Amide proton signals as pH indicator for in vivo MRS and MRI of the brain-Responses to hypercapnia and hypothermia

Using proton MRS and MRI of mouse brain at 9.4 T, this work provides the first in vivo evidence of pH-dependent concurrent changes of three amide signals and related metabolic responses to hypercapnia and hypothermia. During hypercapnia, amide proton MRS signals of glutamine at 6.8-6.9 ppm and 7.6 ppm as well as of unspecific compounds at 8.1-8.3 ppm increase by at least 50% both at 37 °C and 22 °C. These changes reflect a reduced proton exchange with water. They are strongly correlated with intracellular pH which ranges from 6.75 ± 0.10 to 7.13 ± 0.06 as determined from a shift in creatine phosphokinase equilibrium. In MRI, saturation transfer from aliphatic as well as aromatic and/or amide protons alters slightly during hypercapnia and significantly during hypothermia. The asymmetry in magnetization transfer ratios decreased slightly during hypercapnia and hypothermia.

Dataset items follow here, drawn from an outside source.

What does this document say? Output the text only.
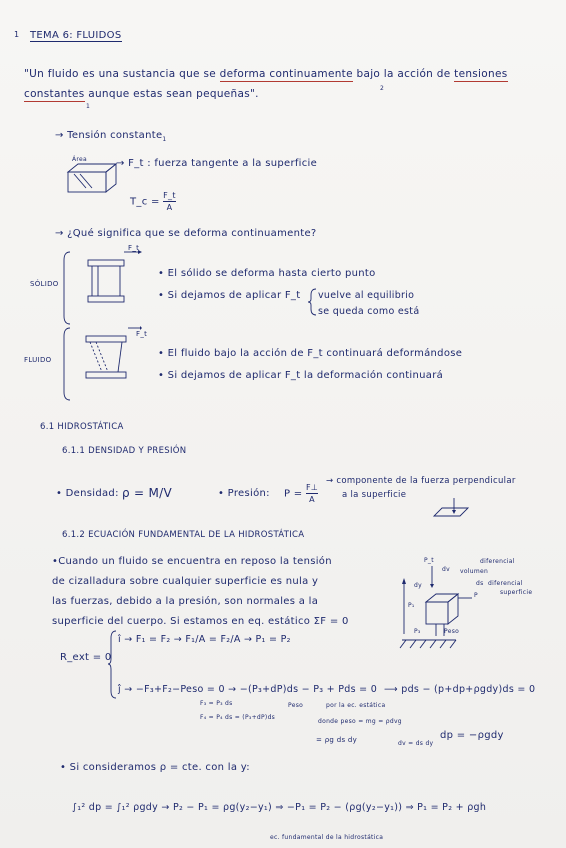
1 TEMA 6: FLUIDOS
"Un fluido es una sustancia que se deforma continuamente bajo la acción de tensiones
constantes aunque estas sean pequeñas".
1
2
→ Tensión constante$_1$
Área	→ F_t : fuerza tangente a la superficie
T_c = $\frac{F\_t}{A}$
→ ¿Qué significa que se deforma continuamente?
SÓLIDO
F_t
• El sólido se deforma hasta cierto punto
• Si dejamos de aplicar F_t vuelve al equilibrio
se queda como está
FLUIDO
F_t
• El fluido bajo la acción de F_t continuará deformándose
• Si dejamos de aplicar F_t la deformación continuará
6.1 HIDROSTÁTICA
6.1.1 DENSIDAD Y PRESIÓN
• Densidad: ρ = M/V	• Presión: $P = \frac{F\perp}{A}$
→ componente de la fuerza perpendicular
a la superficie
6.1.2 ECUACIÓN FUNDAMENTAL DE LA HIDROSTÁTICA
•Cuando un fluido se encuentra en reposo la tensión
de cizalladura sobre cualquier superficie es nula y
las fuerzas, debido a la presión, son normales a la
superficie del cuerpo. Si estamos en eq. estático ΣF = 0
P_t
dv
diferencial
volumen
ds diferencial
superficie
P
dy
P₁
P₃	Peso
R_ext = 0
î → F₁ = F₂ → F₁/A = F₂/A → P₁ = P₂
ĵ → −F₃+F₂−Peso = 0 → −(P₃+dP)ds − P₃ + Pds = 0 ⟶ pds − (p+dp+ρgdy)ds = 0
F₃ = P₃ ds
F₄ = P₄ ds = (P₃+dP)ds
Peso	por la ec. estática
donde peso = mg = ρdvg
= ρg ds dy	dv = ds dy
dp = −ρgdy
• Si consideramos ρ = cte. con la y:
∫₁² dp = ∫₁² ρgdy → P₂ − P₁ = ρg(y₂−y₁) ⇒ −P₁ = P₂ − (ρg(y₂−y₁)) ⇒ P₁ = P₂ + ρgh
ec. fundamental de la hidrostática
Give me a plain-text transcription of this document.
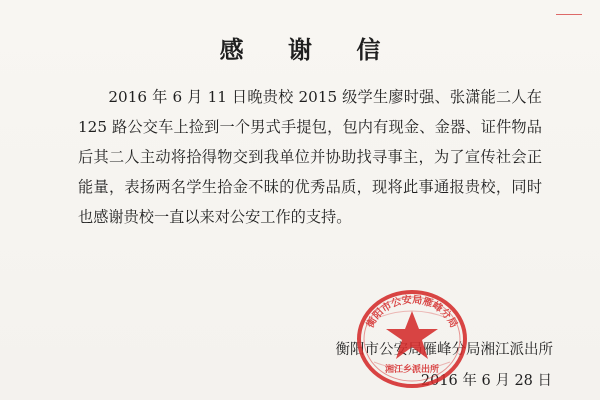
感 谢 信

2016 年 6 月 11 日晚贵校 2015 级学生廖时强、张潇能二人在 125 路公交车上捡到一个男式手提包，包内有现金、金器、证件物品后其二人主动将拾得物交到我单位并协助找寻事主，为了宣传社会正能量，表扬两名学生拾金不昧的优秀品质，现将此事通报贵校，同时也感谢贵校一直以来对公安工作的支持。

衡阳市公安局雁峰分局湘江派出所
2016 年 6 月 28 日
衡阳市公安局雁峰分局
湘江乡派出所
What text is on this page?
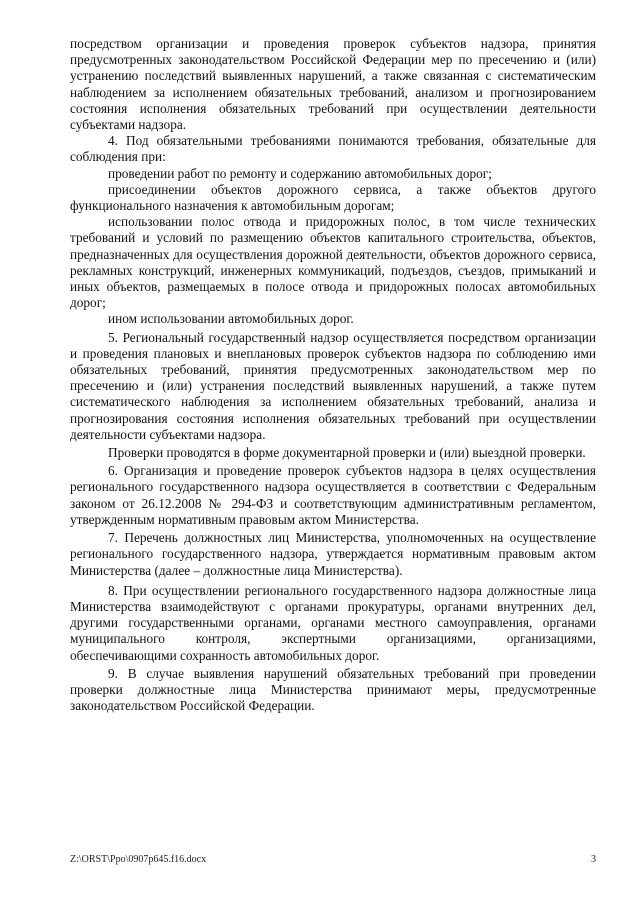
посредством организации и проведения проверок субъектов надзора, принятия предусмотренных законодательством Российской Федерации мер по пресечению и (или) устранению последствий выявленных нарушений, а также связанная с систематическим наблюдением за исполнением обязательных требований, анализом и прогнозированием состояния исполнения обязательных требований при осуществлении деятельности субъектами надзора.

4. Под обязательными требованиями понимаются требования, обязательные для соблюдения при:

проведении работ по ремонту и содержанию автомобильных дорог;

присоединении объектов дорожного сервиса, а также объектов другого функционального назначения к автомобильным дорогам;

использовании полос отвода и придорожных полос, в том числе технических требований и условий по размещению объектов капитального строительства, объектов, предназначенных для осуществления дорожной деятельности, объектов дорожного сервиса, рекламных конструкций, инженерных коммуникаций, подъездов, съездов, примыканий и иных объектов, размещаемых в полосе отвода и придорожных полосах автомобильных дорог;

ином использовании автомобильных дорог.

5. Региональный государственный надзор осуществляется посредством организации и проведения плановых и внеплановых проверок субъектов надзора по соблюдению ими обязательных требований, принятия предусмотренных законодательством мер по пресечению и (или) устранения последствий выявленных нарушений, а также путем систематического наблюдения за исполнением обязательных требований, анализа и прогнозирования состояния исполнения обязательных требований при осуществлении деятельности субъектами надзора.

Проверки проводятся в форме документарной проверки и (или) выездной проверки.

6. Организация и проведение проверок субъектов надзора в целях осуществления регионального государственного надзора осуществляется в соответствии с Федеральным законом от 26.12.2008 № 294-ФЗ и соответствующим административным регламентом, утвержденным нормативным правовым актом Министерства.

7. Перечень должностных лиц Министерства, уполномоченных на осуществление регионального государственного надзора, утверждается нормативным правовым актом Министерства (далее – должностные лица Министерства).

8. При осуществлении регионального государственного надзора должностные лица Министерства взаимодействуют с органами прокуратуры, органами внутренних дел, другими государственными органами, органами местного самоуправления, органами муниципального контроля, экспертными организациями, организациями, обеспечивающими сохранность автомобильных дорог.

9. В случае выявления нарушений обязательных требований при проведении проверки должностные лица Министерства принимают меры, предусмотренные законодательством Российской Федерации.

Z:\ORST\Ppo\0907p645.f16.docx	3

Regardless of pH or temperature, saturation transfer from aliphatic protons between − 2 and − 4 ppm frequency offset to water protons is significantly greater than that from aromatic/amide protons at corresponding offsets between + 2 and + 4 ppm. Irradiation of aliphatic compounds at − 3.5 ppm frequency offset from water predominantly saturates lipids and water associated with myelin. Taken together, the results indicate that, for the B1 power used in this study, dipolar coupling between aliphatic and water protons rather than proton exchange is the dominant factor in Z-spectra and magnetization transfer ratio asymmetry of the brain in vivo.